The same issue of the Times contains a more medically related piece, “Why doctors need stories”, by Peter D. Kramer. I like stories, and I use them a lot (see above for a couple); they make things come alive, tie abstract events to actual lives, create examples in the experience of individual people of phenomena that are harder to understand when we look only at populations. But they can be misused; my story about the woman who was more worried about breast cancer than her smoking or high blood pressure is meant to be an example of how people can choose which facts they believe and which they ignore. It doesn’t prove anything, certainly not that most people act this way, or don’t. It does (I hope) get your attention.

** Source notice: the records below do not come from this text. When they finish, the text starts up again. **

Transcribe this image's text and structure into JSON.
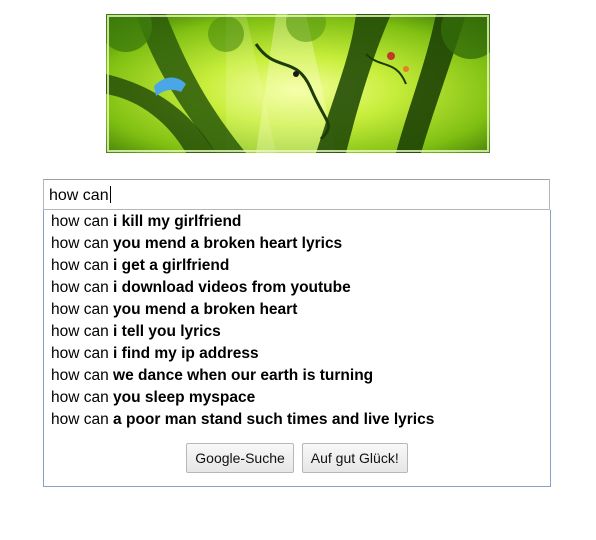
{
  "search": {
    "query": "how can"
  },
  "suggestions": [
    {
      "prefix": "how can",
      "completion": "i kill my girlfriend"
    },
    {
      "prefix": "how can",
      "completion": "you mend a broken heart lyrics"
    },
    {
      "prefix": "how can",
      "completion": "i get a girlfriend"
    },
    {
      "prefix": "how can",
      "completion": "i download videos from youtube"
    },
    {
      "prefix": "how can",
      "completion": "you mend a broken heart"
    },
    {
      "prefix": "how can",
      "completion": "i tell you lyrics"
    },
    {
      "prefix": "how can",
      "completion": "i find my ip address"
    },
    {
      "prefix": "how can",
      "completion": "we dance when our earth is turning"
    },
    {
      "prefix": "how can",
      "completion": "you sleep myspace"
    },
    {
      "prefix": "how can",
      "completion": "a poor man stand such times and live lyrics"
    }
  ],
  "buttons": {
    "search_label": "Google-Suche",
    "lucky_label": "Auf gut Glück!"
  },
  "colors": {
    "dropdown_border": "#8aa0c6",
    "doodle_green": "#9bcf1c"
  }
}
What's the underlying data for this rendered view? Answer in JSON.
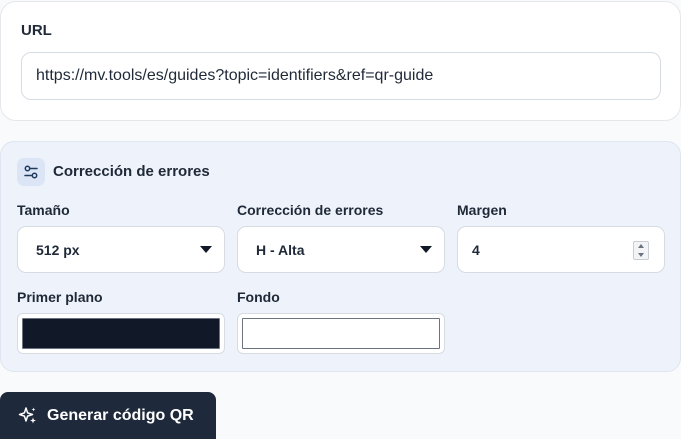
{
  "url_section": {
    "label": "URL",
    "value": "https://mv.tools/es/guides?topic=identifiers&ref=qr-guide"
  },
  "settings": {
    "title": "Corrección de errores",
    "icon": "sliders-icon",
    "size": {
      "label": "Tamaño",
      "selected": "512 px"
    },
    "error_correction": {
      "label": "Corrección de errores",
      "selected": "H - Alta"
    },
    "margin": {
      "label": "Margen",
      "value": "4"
    },
    "foreground": {
      "label": "Primer plano",
      "color": "#111827"
    },
    "background": {
      "label": "Fondo",
      "color": "#ffffff"
    }
  },
  "generate_button": {
    "label": "Generar código QR",
    "icon": "sparkles-icon"
  },
  "colors": {
    "accent": "#1e293b",
    "panel": "#eef2fb"
  }
}
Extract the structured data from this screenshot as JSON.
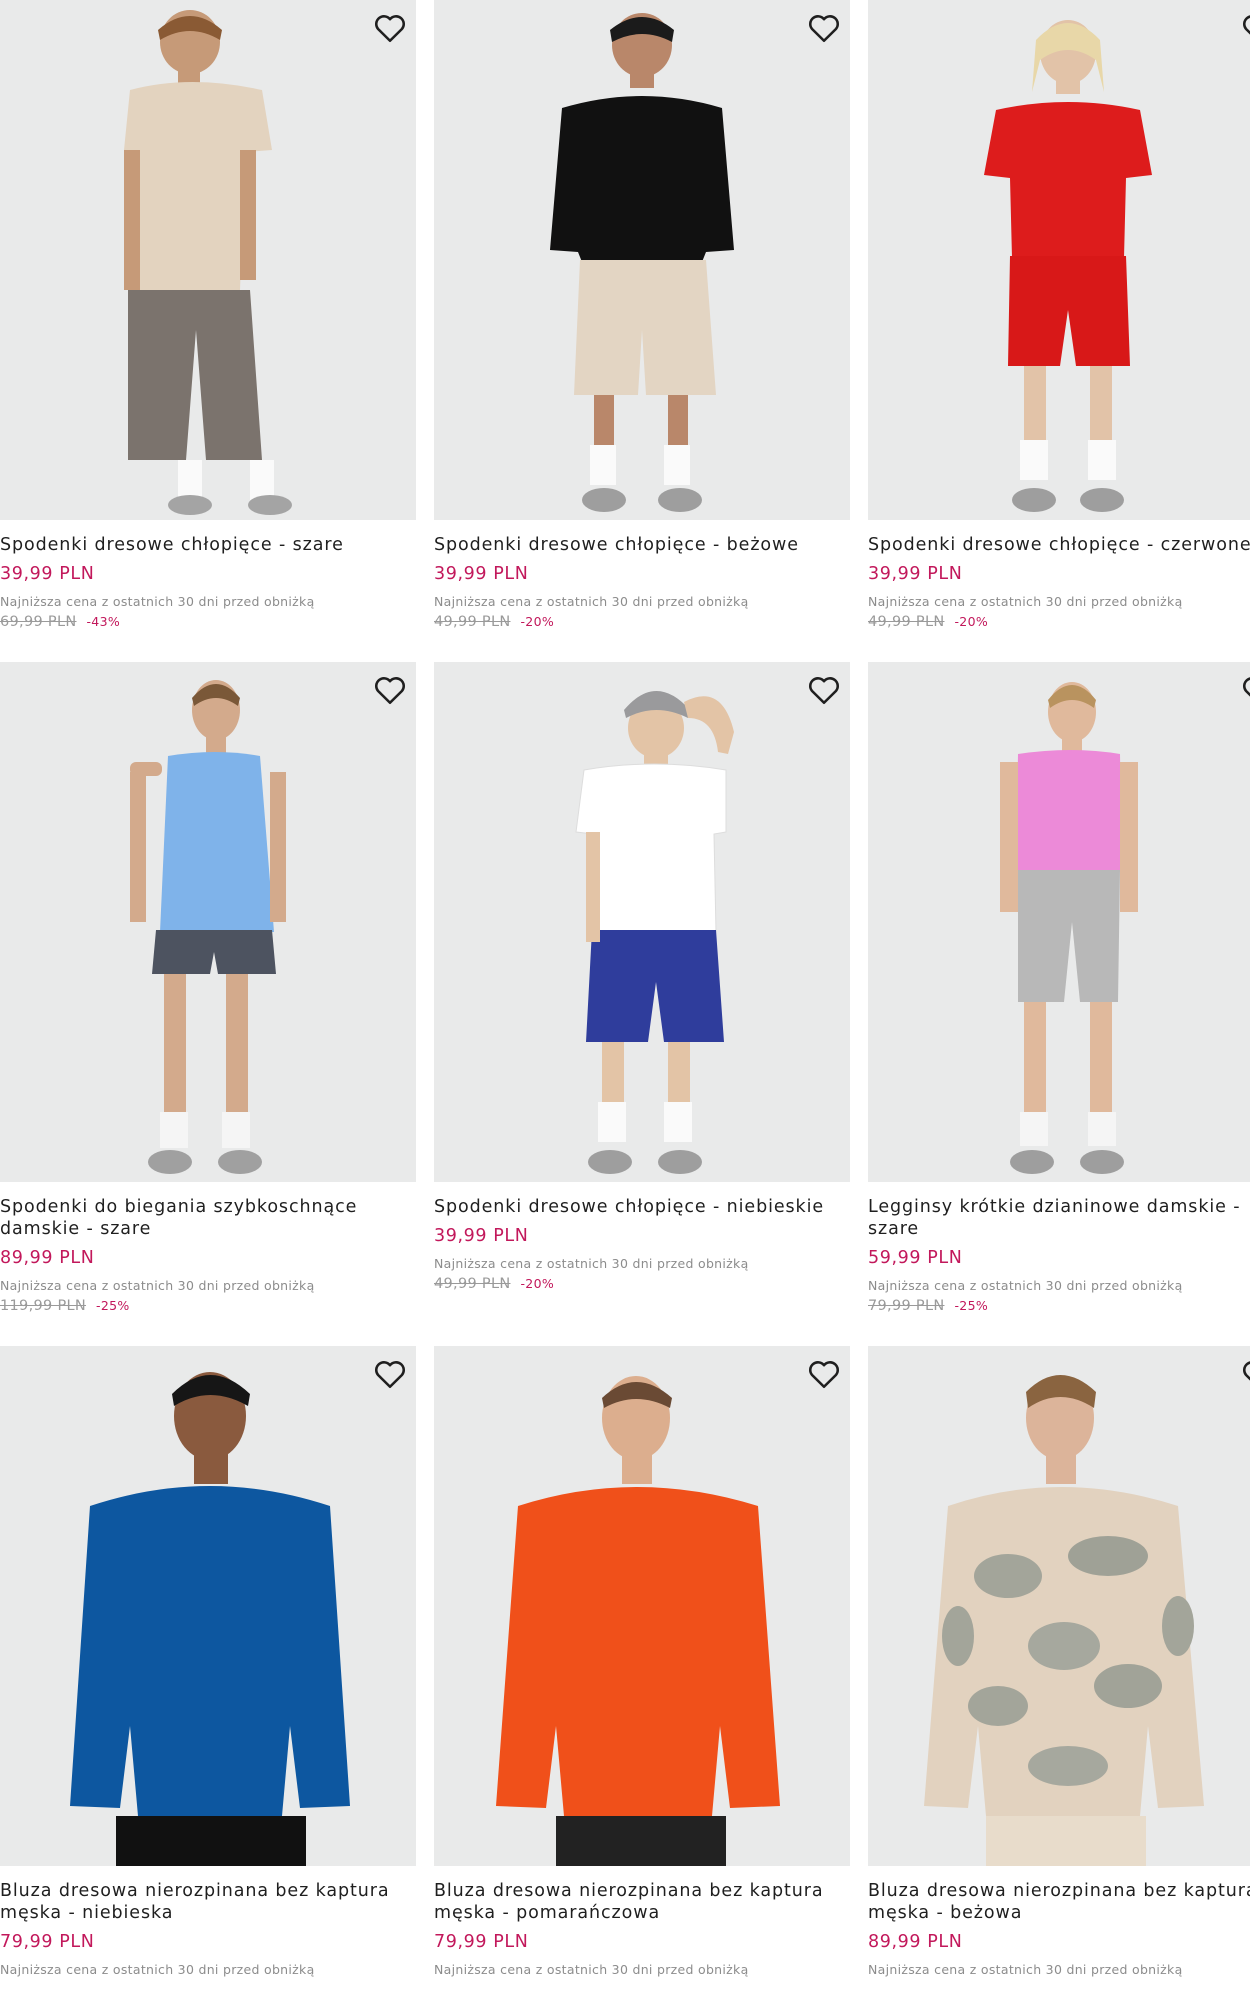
{
  "lowest_price_note": "Najniższa cena z ostatnich 30 dni przed obniżką",
  "colors": {
    "price": "#c2185b",
    "photo_background": "#e9eaea"
  },
  "products": [
    {
      "title": "Spodenki dresowe chłopięce - szare",
      "price": "39,99 PLN",
      "old_price": "69,99 PLN",
      "discount": "-43%",
      "icon": "heart-outline-icon"
    },
    {
      "title": "Spodenki dresowe chłopięce - beżowe",
      "price": "39,99 PLN",
      "old_price": "49,99 PLN",
      "discount": "-20%",
      "icon": "heart-outline-icon"
    },
    {
      "title": "Spodenki dresowe chłopięce - czerwone",
      "price": "39,99 PLN",
      "old_price": "49,99 PLN",
      "discount": "-20%",
      "icon": "heart-outline-icon"
    },
    {
      "title": "Spodenki do biegania szybkoschnące damskie - szare",
      "price": "89,99 PLN",
      "old_price": "119,99 PLN",
      "discount": "-25%",
      "icon": "heart-outline-icon"
    },
    {
      "title": "Spodenki dresowe chłopięce - niebieskie",
      "price": "39,99 PLN",
      "old_price": "49,99 PLN",
      "discount": "-20%",
      "icon": "heart-outline-icon"
    },
    {
      "title": "Legginsy krótkie dzianinowe damskie - szare",
      "price": "59,99 PLN",
      "old_price": "79,99 PLN",
      "discount": "-25%",
      "icon": "heart-outline-icon"
    },
    {
      "title": "Bluza dresowa nierozpinana bez kaptura męska - niebieska",
      "price": "79,99 PLN",
      "old_price": "",
      "discount": "",
      "icon": "heart-outline-icon"
    },
    {
      "title": "Bluza dresowa nierozpinana bez kaptura męska - pomarańczowa",
      "price": "79,99 PLN",
      "old_price": "",
      "discount": "",
      "icon": "heart-outline-icon"
    },
    {
      "title": "Bluza dresowa nierozpinana bez kaptura męska - beżowa",
      "price": "89,99 PLN",
      "old_price": "",
      "discount": "",
      "icon": "heart-outline-icon"
    }
  ]
}
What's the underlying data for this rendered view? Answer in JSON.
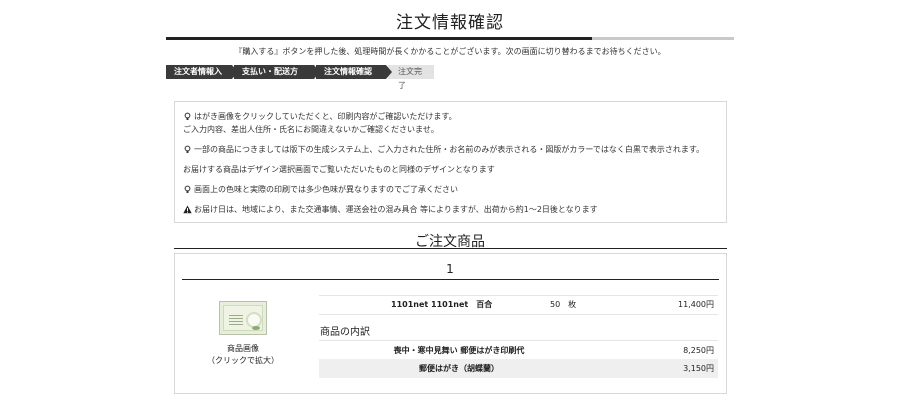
{
  "header": {
    "title": "注文情報確認",
    "notice": "『購入する』ボタンを押した後、処理時間が長くかかることがございます。次の画面に切り替わるまでお待ちください。"
  },
  "progress": {
    "fraction": 0.75,
    "steps": [
      {
        "label": "注文者情報入力",
        "state": "done"
      },
      {
        "label": "支払い・配送方法",
        "state": "done"
      },
      {
        "label": "注文情報確認",
        "state": "current"
      },
      {
        "label": "注文完了",
        "state": "todo"
      }
    ]
  },
  "info": {
    "line1a": "はがき画像をクリックしていただくと、印刷内容がご確認いただけます。",
    "line1b": "ご入力内容、差出人住所・氏名にお間違えないかご確認くださいませ。",
    "line2": "一部の商品につきましては版下の生成システム上、ご入力された住所・お名前のみが表示される・図版がカラーではなく白黒で表示されます。",
    "line3": "お届けする商品はデザイン選択画面でご覧いただいたものと同様のデザインとなります",
    "line4": "画面上の色味と実際の印刷では多少色味が異なりますのでご了承ください",
    "line5": "お届け日は、地域により、また交通事情、運送会社の混み具合 等によりますが、出荷から約1〜2日後となります",
    "icons": [
      "lightbulb-icon",
      "lightbulb-icon",
      "lightbulb-icon",
      "warning-icon"
    ]
  },
  "order": {
    "section_title": "ご注文商品",
    "item_number": "1",
    "thumb_caption_1": "商品画像",
    "thumb_caption_2": "（クリックで拡大）",
    "product": {
      "name": "1101net 1101net　百合",
      "quantity": "50　枚",
      "price": "11,400円"
    },
    "breakdown_title": "商品の内訳",
    "breakdown": [
      {
        "label": "喪中・寒中見舞い 郵便はがき印刷代",
        "amount": "8,250円"
      },
      {
        "label": "郵便はがき（胡蝶蘭）",
        "amount": "3,150円"
      }
    ]
  }
}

We have to be careful how stories are used; “I knew someone who had an abnormal Pap smear and she didn’t do anything and it went away”, while consistent with our most current knowledge about the early course of abnormal Pap smears in young women, is not a valid argument for you to not do anything. Stories tell what they tell; the lessons learned and conclusions reached are up to us.
Banerjee and Bloom end their piece:
If there is such a thing as divine justice or karmic retribution, the world we live in is not the place to find it. Instead, the events of human life unfold in a fair and just manner only when individuals and society work hard to make this happen. We should resist our natural urge to think otherwise.
And, no matter what we think about Ebola, we should get our flu shots.